Kedelapan, Ramlah, putri Abu Sufyan, meninggalkan orang tuanya dan berhijrah ke Habasyah bersama suaminya. Tetapi sang suami kemudian memilih agama Nasrani di sana dan menceraikannya, sehingga dia hidup sendiri di perantauan. Melalui penguasa Habasyah, Nabi melamarnya dengan harapan mengangkatkan dari penderitaan sekaligus menjalin hubungan dengan ayahnya yang ketika itu merupakan salah satu tokoh utama kaum musyrikin di Mekkah. Ini terjadi pada tahun ke-6 H saat Ramlah berusia 40 tahun.
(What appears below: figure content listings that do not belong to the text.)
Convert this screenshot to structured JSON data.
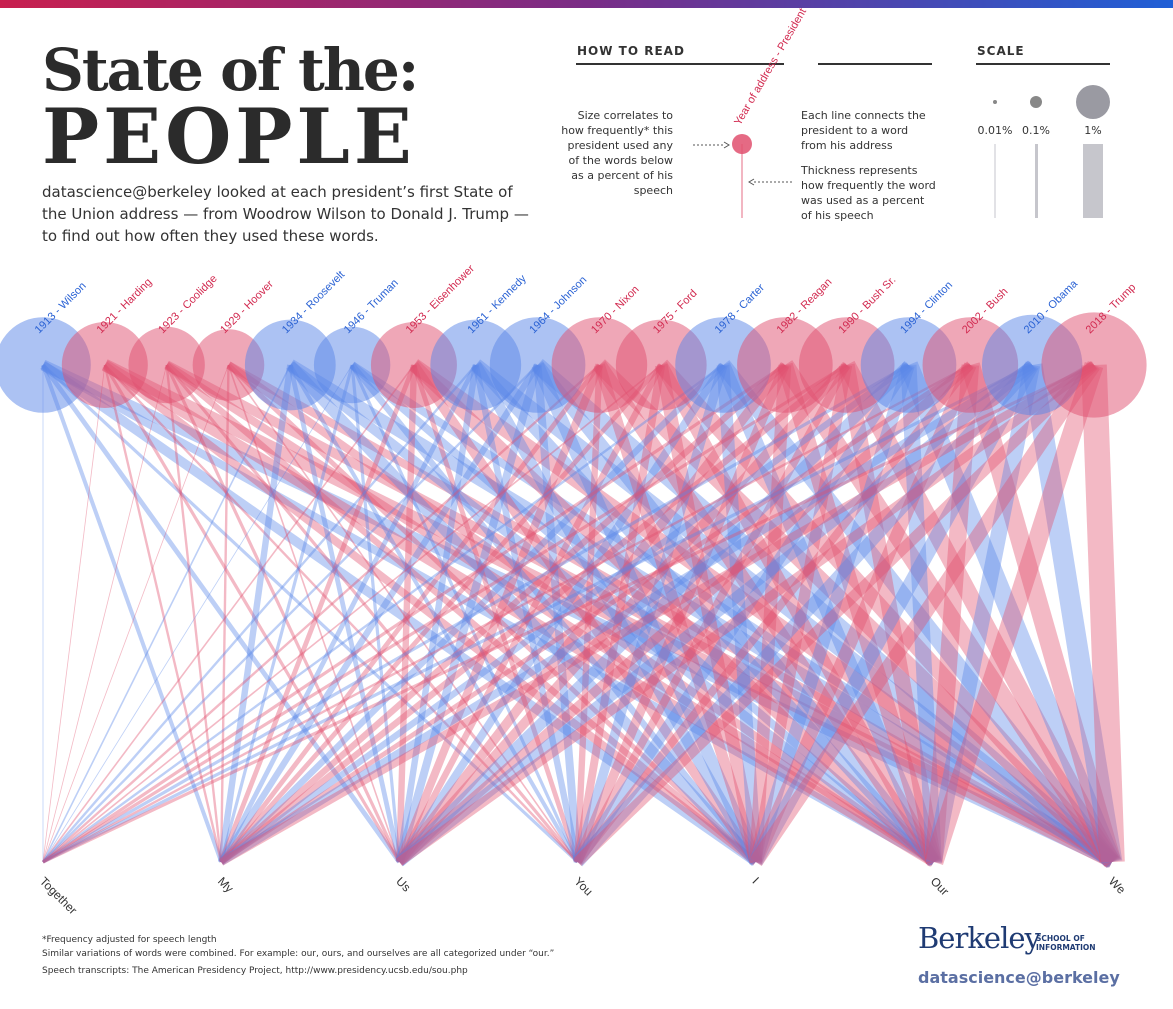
{
  "header": {
    "title_line1": "State of the:",
    "title_line2": "PEOPLE",
    "intro": "datascience@berkeley looked at each president’s first State of the Union address — from Woodrow Wilson to Donald J. Trump — to find out how often they used these words."
  },
  "how_to_read": {
    "heading": "HOW TO READ",
    "size_text": "Size correlates to how frequently* this president used any of the words below as a percent of his speech",
    "label_example": "Year of address - President",
    "line_text": "Each line connects the president to a word from his address",
    "thickness_text": "Thickness represents how frequently the word was used as a percent of his speech"
  },
  "scale": {
    "heading": "SCALE",
    "labels": [
      "0.01%",
      "0.1%",
      "1%"
    ]
  },
  "colors": {
    "democrat": "#5a86e8",
    "republican": "#e0506f",
    "dem_label": "#2a62d4",
    "rep_label": "#d22a50",
    "gray": "#c6c6cc"
  },
  "chart_data": {
    "type": "network",
    "title": "State of the: PEOPLE",
    "presidents": [
      {
        "label": "1913 - Wilson",
        "party": "D",
        "size": 1.2
      },
      {
        "label": "1921 - Harding",
        "party": "R",
        "size": 1.0
      },
      {
        "label": "1923 - Coolidge",
        "party": "R",
        "size": 0.8
      },
      {
        "label": "1929 - Hoover",
        "party": "R",
        "size": 0.7
      },
      {
        "label": "1934 - Roosevelt",
        "party": "D",
        "size": 1.1
      },
      {
        "label": "1946 - Truman",
        "party": "D",
        "size": 0.8
      },
      {
        "label": "1953 - Eisenhower",
        "party": "R",
        "size": 1.0
      },
      {
        "label": "1961 - Kennedy",
        "party": "D",
        "size": 1.1
      },
      {
        "label": "1964 - Johnson",
        "party": "D",
        "size": 1.2
      },
      {
        "label": "1970 - Nixon",
        "party": "R",
        "size": 1.2
      },
      {
        "label": "1975 - Ford",
        "party": "R",
        "size": 1.1
      },
      {
        "label": "1978 - Carter",
        "party": "D",
        "size": 1.2
      },
      {
        "label": "1982 - Reagan",
        "party": "R",
        "size": 1.2
      },
      {
        "label": "1990 - Bush Sr.",
        "party": "R",
        "size": 1.2
      },
      {
        "label": "1994 - Clinton",
        "party": "D",
        "size": 1.2
      },
      {
        "label": "2002 - Bush",
        "party": "R",
        "size": 1.2
      },
      {
        "label": "2010 - Obama",
        "party": "D",
        "size": 1.3
      },
      {
        "label": "2018 - Trump",
        "party": "R",
        "size": 1.4
      }
    ],
    "words": [
      "Together",
      "My",
      "Us",
      "You",
      "I",
      "Our",
      "We"
    ],
    "weights": [
      [
        0.05,
        0.25,
        0.3,
        0.2,
        0.6,
        0.5,
        0.7
      ],
      [
        0.05,
        0.15,
        0.2,
        0.15,
        0.5,
        0.7,
        0.8
      ],
      [
        0.05,
        0.15,
        0.2,
        0.2,
        0.4,
        0.5,
        0.6
      ],
      [
        0.05,
        0.15,
        0.1,
        0.1,
        0.3,
        0.5,
        0.5
      ],
      [
        0.1,
        0.4,
        0.3,
        0.25,
        0.7,
        0.6,
        0.8
      ],
      [
        0.05,
        0.2,
        0.2,
        0.2,
        0.4,
        0.5,
        0.5
      ],
      [
        0.1,
        0.3,
        0.4,
        0.3,
        0.6,
        0.8,
        0.9
      ],
      [
        0.15,
        0.3,
        0.4,
        0.4,
        0.7,
        0.7,
        0.9
      ],
      [
        0.15,
        0.4,
        0.5,
        0.5,
        0.8,
        0.8,
        1.0
      ],
      [
        0.15,
        0.3,
        0.5,
        0.4,
        0.7,
        0.9,
        1.0
      ],
      [
        0.1,
        0.3,
        0.4,
        0.5,
        0.8,
        0.8,
        1.0
      ],
      [
        0.15,
        0.4,
        0.5,
        0.6,
        0.8,
        0.9,
        1.0
      ],
      [
        0.2,
        0.4,
        0.6,
        0.6,
        0.8,
        1.0,
        1.1
      ],
      [
        0.2,
        0.4,
        0.6,
        0.5,
        0.7,
        1.0,
        1.1
      ],
      [
        0.2,
        0.4,
        0.7,
        0.7,
        0.8,
        1.0,
        1.2
      ],
      [
        0.15,
        0.3,
        0.6,
        0.5,
        0.8,
        1.1,
        1.2
      ],
      [
        0.2,
        0.5,
        0.7,
        0.8,
        0.9,
        1.0,
        1.3
      ],
      [
        0.2,
        0.5,
        0.6,
        0.7,
        0.9,
        1.2,
        1.6
      ]
    ]
  },
  "footnotes": [
    "*Frequency adjusted for speech length",
    "Similar variations of words were combined. For example: our, ours, and ourselves are all categorized under “our.”",
    "Speech transcripts: The American Presidency Project, http://www.presidency.ucsb.edu/sou.php"
  ],
  "logo": {
    "name": "Berkeley",
    "school": "SCHOOL OF INFORMATION",
    "tagline": "datascience@berkeley"
  }
}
Kesembilan, Shafiyah, putri pemimpin Yahudi dari Bani Quraizhah, yang ditawan setelah kekalahan mereka dalam pengepungan yang dilakukan oleh Nabi Muhammad Saw. Ia diberi pilihan kembali pada keluarganya atau tinggal bersama Nabi dalam keadaan bebas merdeka. Dia memilih untuk tinggal. Di rumah itu, Nabi mendengar seorang yang memakinya “pendek”. Maka, Nabi menghibur Shafiyah sambil mengecam dengan keras pemakinya. Pada tahun ke-7 H saat Shafiyah berusia 16 tahun, Nabi menikahinya.
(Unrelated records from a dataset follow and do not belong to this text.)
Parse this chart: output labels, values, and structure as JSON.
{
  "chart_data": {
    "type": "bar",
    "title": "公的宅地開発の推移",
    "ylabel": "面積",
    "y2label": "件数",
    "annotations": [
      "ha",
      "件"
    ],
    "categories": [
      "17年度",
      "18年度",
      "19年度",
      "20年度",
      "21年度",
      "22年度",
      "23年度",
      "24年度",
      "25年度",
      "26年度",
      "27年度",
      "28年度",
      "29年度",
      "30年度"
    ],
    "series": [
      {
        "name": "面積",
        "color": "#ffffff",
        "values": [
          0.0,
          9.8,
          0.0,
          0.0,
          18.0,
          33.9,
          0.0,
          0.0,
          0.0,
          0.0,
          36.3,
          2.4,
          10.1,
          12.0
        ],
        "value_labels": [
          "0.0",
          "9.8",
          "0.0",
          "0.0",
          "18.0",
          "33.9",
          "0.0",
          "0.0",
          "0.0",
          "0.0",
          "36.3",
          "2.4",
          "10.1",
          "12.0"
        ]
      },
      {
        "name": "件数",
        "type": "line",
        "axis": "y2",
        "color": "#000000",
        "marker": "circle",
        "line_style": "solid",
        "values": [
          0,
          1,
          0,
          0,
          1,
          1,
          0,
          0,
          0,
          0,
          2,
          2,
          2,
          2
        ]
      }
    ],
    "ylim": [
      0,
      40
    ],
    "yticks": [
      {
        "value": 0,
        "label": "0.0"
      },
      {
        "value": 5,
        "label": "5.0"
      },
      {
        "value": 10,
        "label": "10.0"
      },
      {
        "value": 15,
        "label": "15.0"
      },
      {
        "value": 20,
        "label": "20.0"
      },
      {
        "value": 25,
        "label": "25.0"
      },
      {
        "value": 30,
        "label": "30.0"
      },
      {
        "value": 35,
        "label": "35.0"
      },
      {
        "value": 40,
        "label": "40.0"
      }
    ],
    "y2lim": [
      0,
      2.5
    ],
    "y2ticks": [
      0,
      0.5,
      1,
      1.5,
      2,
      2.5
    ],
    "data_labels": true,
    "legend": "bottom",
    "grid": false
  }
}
Kesepuluh, Maimunah binti al-Haris, adalah adik dari Ummu al-Fadhl Lubabah al-Kubra, istri paman Nabi, yakni al-Abbas. Maimunah sangat mengagumi Nabi Muhammad Saw, hingga pada suatu hari ia berbisik pada saudarinya, Ummu al-Fadhl, bahwa ia menaruh hati kepada Nabi dan berminat jika beliau berkenan untuk menjadikan ia sebagai istrinya. Ummu al-Fadhl menyampaikan isi hati adiknya itu kepada suaminya, lalu sang suami yang merupakan paman Nabi membisikannya kepada Rasulullah Saw dan gayung pun bersambut. Nabi mengharap pamannya yang lain, yakni Ja’far, pergi menemui Maimunah untuk melamarnya buat beliau secara resmi, dan tentu saja dengan senang hati Maimunah menerima lamaran Nabi Saw. Maimunah adalah wanita terakhir Nabi nikahi, dan ini terjadi pada tahun ke-7 H saat Maimunah berusia 26 tahun.
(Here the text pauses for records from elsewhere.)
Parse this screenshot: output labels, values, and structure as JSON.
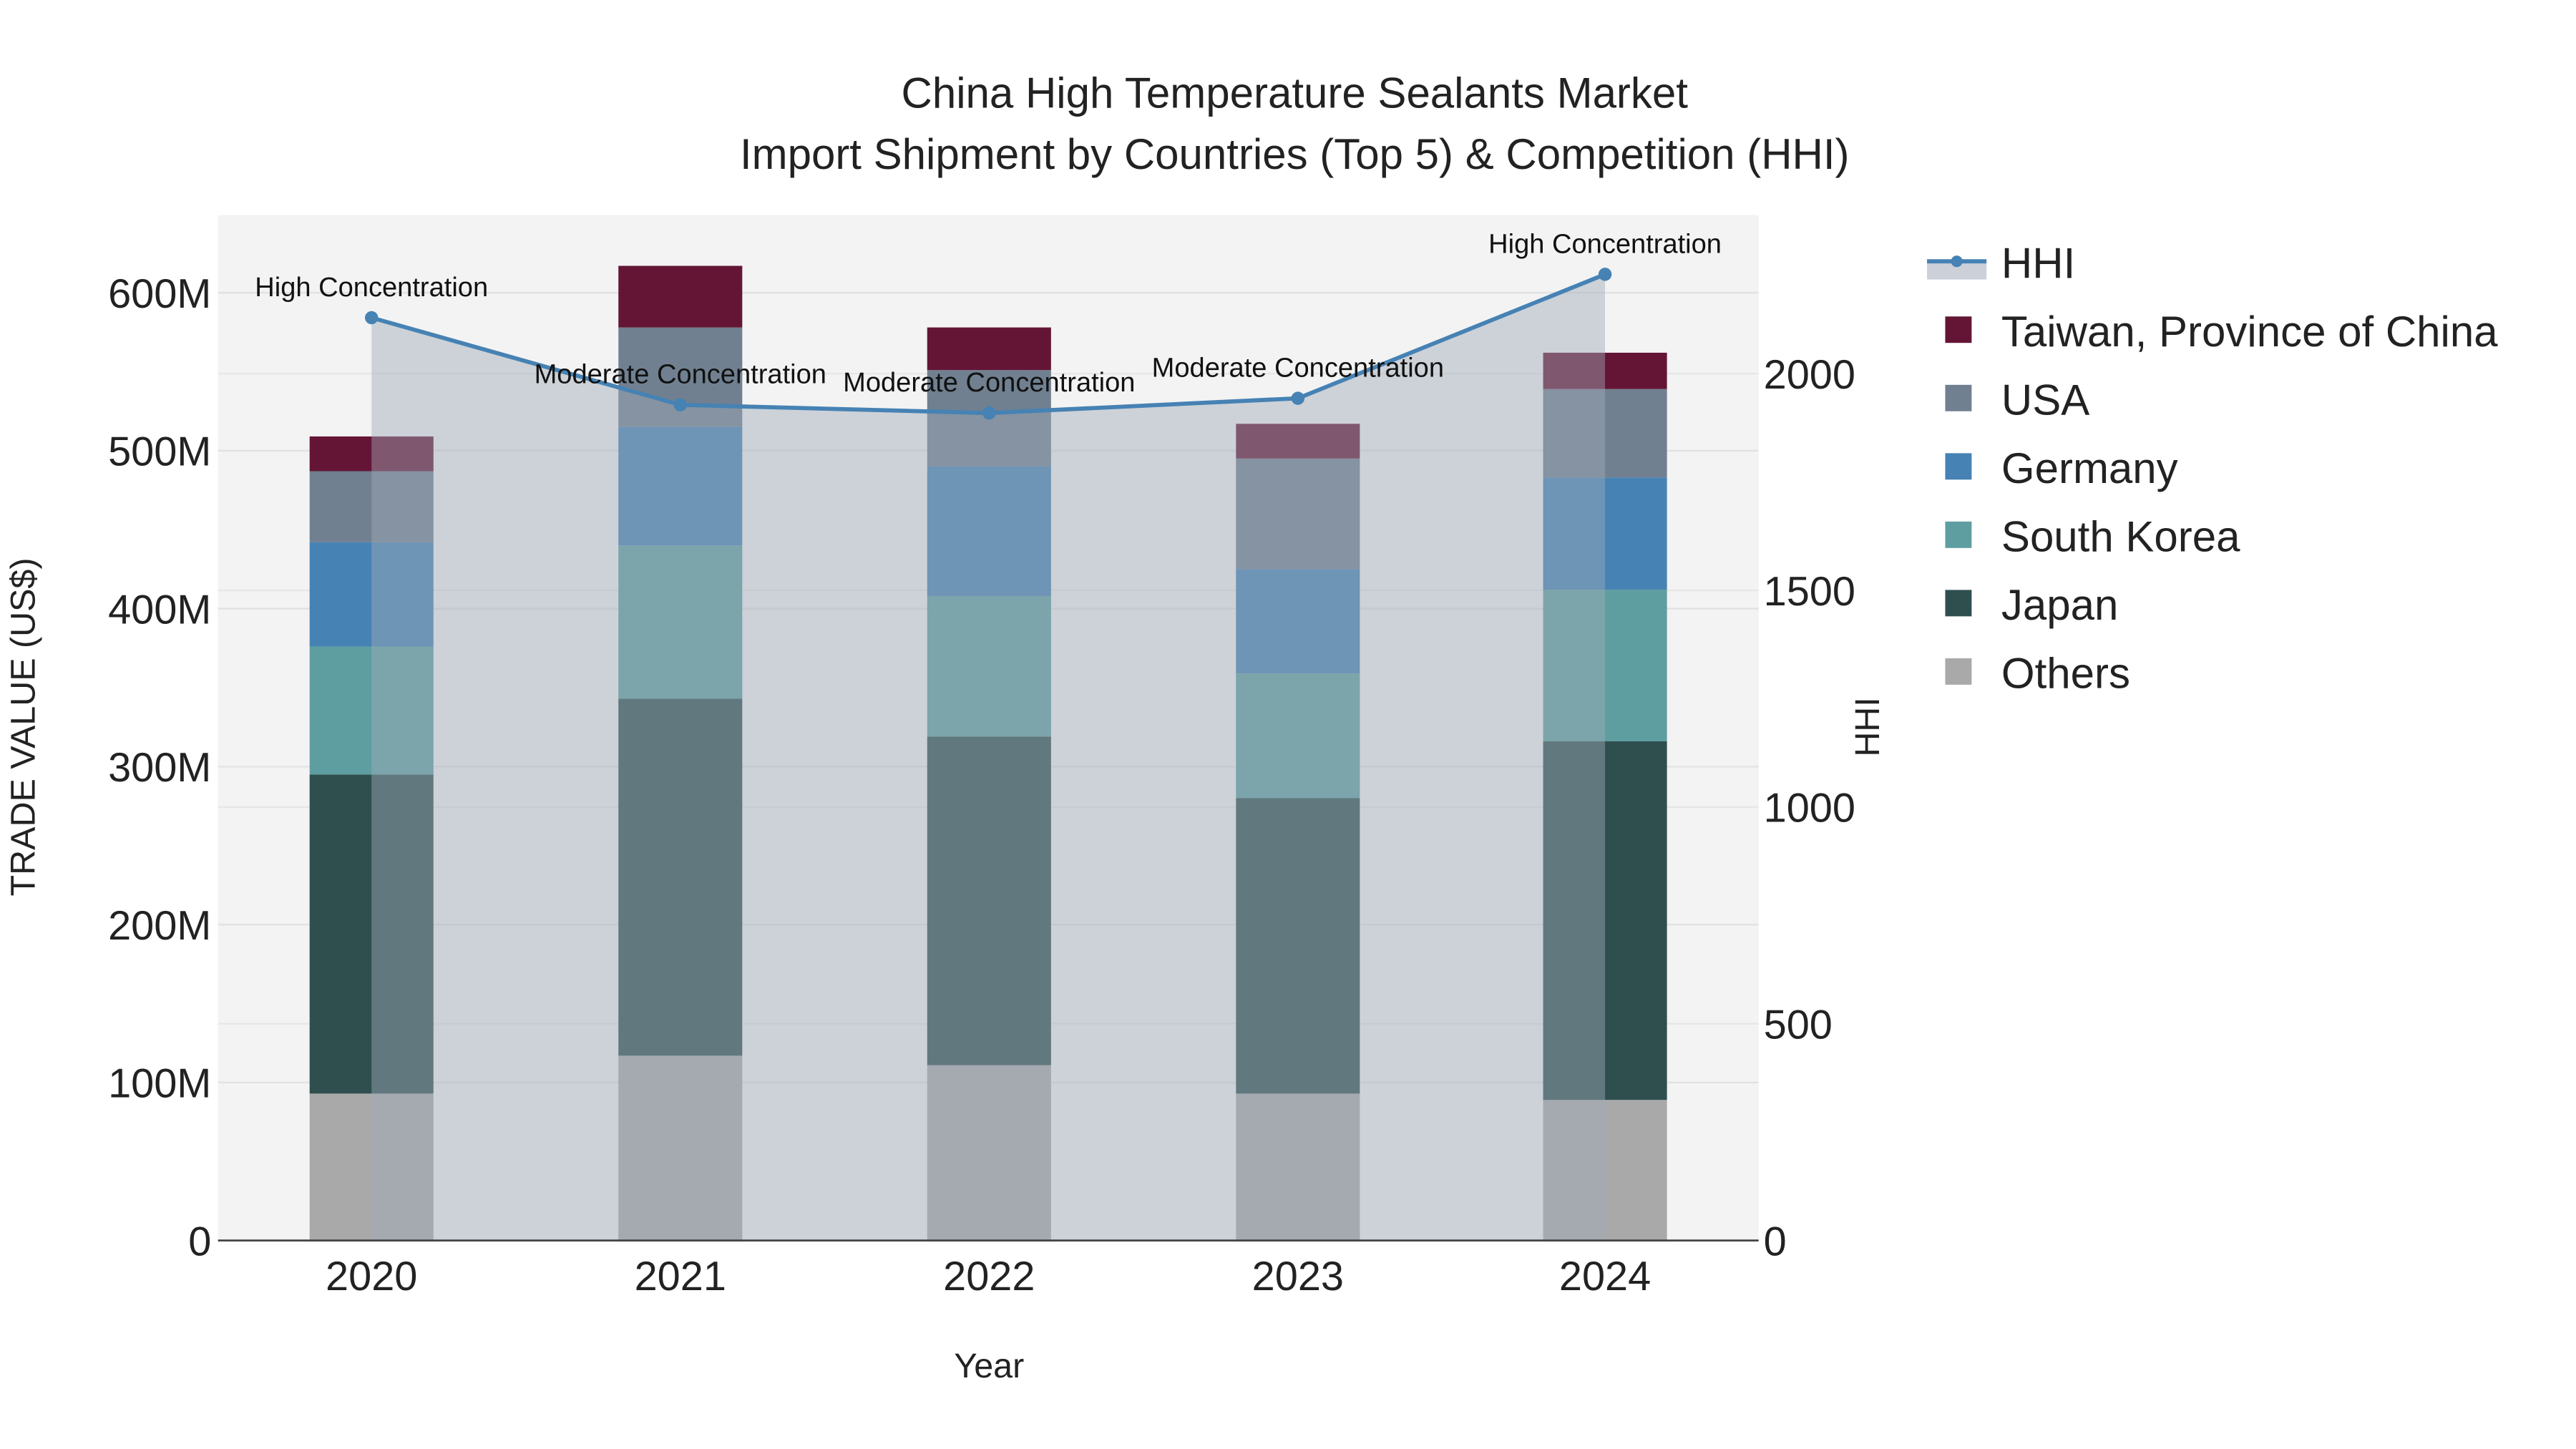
{
  "chart_data": {
    "type": "bar",
    "title_line1": "China High Temperature Sealants Market",
    "title_line2": "Import Shipment by Countries (Top 5) & Competition (HHI)",
    "xlabel": "Year",
    "ylabel": "TRADE VALUE (US$)",
    "y2label": "HHI",
    "categories": [
      "2020",
      "2021",
      "2022",
      "2023",
      "2024"
    ],
    "ylim": [
      0,
      650000000
    ],
    "y2lim": [
      0,
      2360
    ],
    "yticks": [
      0,
      100000000,
      200000000,
      300000000,
      400000000,
      500000000,
      600000000
    ],
    "ytick_labels": [
      "0",
      "100M",
      "200M",
      "300M",
      "400M",
      "500M",
      "600M"
    ],
    "y2ticks": [
      0,
      500,
      1000,
      1500,
      2000
    ],
    "y2tick_labels": [
      "0",
      "500",
      "1000",
      "1500",
      "2000"
    ],
    "grid": true,
    "legend_position": "right",
    "series": [
      {
        "name": "Others",
        "color": "#a9a9a9",
        "values": [
          93000000,
          117000000,
          111000000,
          93000000,
          89000000
        ]
      },
      {
        "name": "Japan",
        "color": "#2f4f4f",
        "values": [
          202000000,
          226000000,
          208000000,
          187000000,
          227000000
        ]
      },
      {
        "name": "South Korea",
        "color": "#5f9ea0",
        "values": [
          81000000,
          97000000,
          89000000,
          79000000,
          96000000
        ]
      },
      {
        "name": "Germany",
        "color": "#4682b4",
        "values": [
          66000000,
          75000000,
          82000000,
          66000000,
          71000000
        ]
      },
      {
        "name": "USA",
        "color": "#708090",
        "values": [
          45000000,
          63000000,
          61000000,
          70000000,
          56000000
        ]
      },
      {
        "name": "Taiwan, Province of China",
        "color": "#641535",
        "values": [
          22000000,
          39000000,
          27000000,
          22000000,
          23000000
        ]
      }
    ],
    "hhi": {
      "name": "HHI",
      "color": "#4682b4",
      "values": [
        2129,
        1928,
        1909,
        1943,
        2229
      ],
      "annotations": [
        "High Concentration",
        "Moderate Concentration",
        "Moderate Concentration",
        "Moderate Concentration",
        "High Concentration"
      ]
    },
    "legend_order": [
      "HHI",
      "Taiwan, Province of China",
      "USA",
      "Germany",
      "South Korea",
      "Japan",
      "Others"
    ]
  }
}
Dari ke-11 istri Nabi Saw, dua istri meninggal saat beliau masih hidup, yaitu Khadijah binti Khuwailid dan Zainab binti Khuzaimah, dengan demikian maka beliau wafat meninggalkan sembilan istri sisanya. Dan semua istri-istri beliau adalah janda, kecuali Aisyah ra.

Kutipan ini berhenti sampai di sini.